Slitting your throat with your own teeth in an interview

Discretion is knowing how to hide that which we cannot remedy.  (Spanish proverb)


He came in for an interview after a depressing few months of job hunting. Within 5 minutes it was obvious why no one wanted to hire him.  The thinly veiled depression didn’t help.  What killed him was that it wasn’t his fault, sorta, why he left his last 3 jobs.  If your boss won’t explain what you have to do so that you can understand it, it isn’t your fault, sorta.  When you finally decide not to work 50 hour weeks any more, it is not your fault you quit.  And an affair with your boss that ends unhappily is certainly not your fault, is it? And every detail was explained in the interview.
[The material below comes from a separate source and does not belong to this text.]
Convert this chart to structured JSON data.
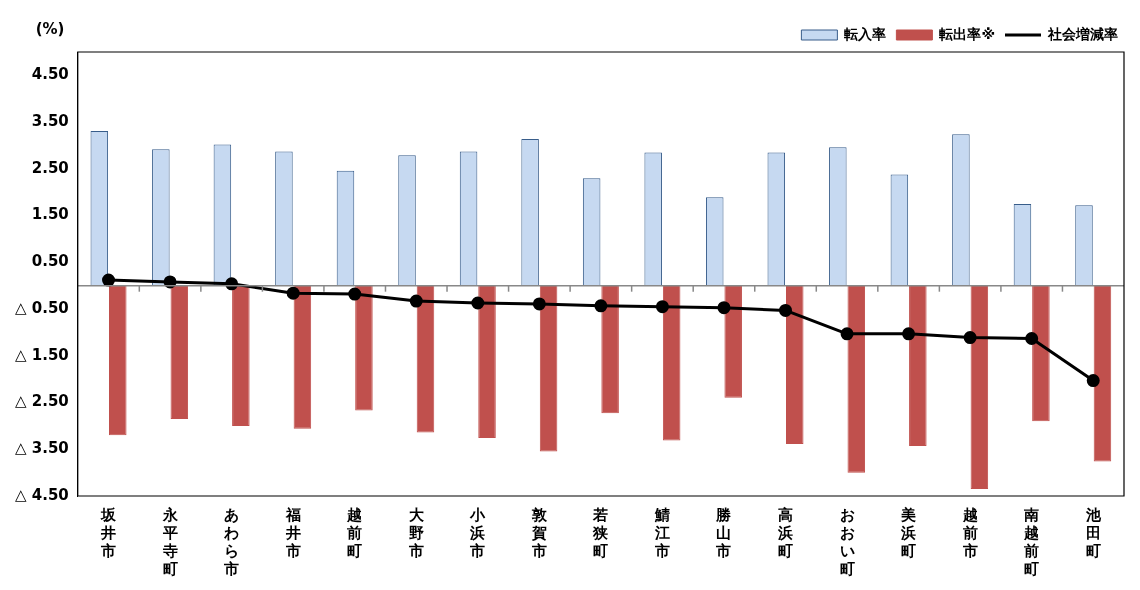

Worse, when questioned, “Do you explain this to everyone you interview with,” the answer was, “Of course, I can’t lie about it.”

That candidate was slitting his throat with his own teeth.  He would shoot himself to prove why gun safety is important.  In a game of checkers he would explain why he made each move so he didn’t surprise his opponent.

We worked for an hour to give him answers that were true and made him look discrete and loyal.  Near the end he said, “I guess I am going to have to learn how to lie.”  He didn’t understand. We explained, “In 20 years you won’t tell all the heart wrenching reasons you left your recent job, so don’t tell them now.” He just couldn’t accept that.

What to say

For any negatives, acknowledge them very briefly, and also find the good side of that experience.  I said, “Acknowledge them.”  I did not say, “Explain them.”  In almost every negative situation there were some positives.  Think of what those positives were and emphasize them. Explain the positives and not the negatives. Here are examples:

Your boss didn’t train you:

“I was very grateful for that job, but I needed an opportunity to grow more. I had a strong boss who taught me about leadership.”

You left because of long hours:

“My boss taught me a lot, but we disagreed on working conditions.  It was great to work directly with an entrepreneur like him.”

The office affair went sour:

“That was a great company, but I left because of the office atmosphere. My trainer at that company was brilliant.  I learned a lot about business as well as the technical side of my job.”

When someone asks you more about the negative, refuse to talk about it.  Instead, talk about the positives you brought up.  It is called loyalty when you refuse to discuss unimportant tidbits of gossip and concentrate on the positive. Another word to describe it is discretion.

Something to do today

Make a list of all the things you mention in interviews that just don’t sound good.  Figure out how to mention them in 5 words or less.  Then figure out 2 good things you can mention that are related to those negatives.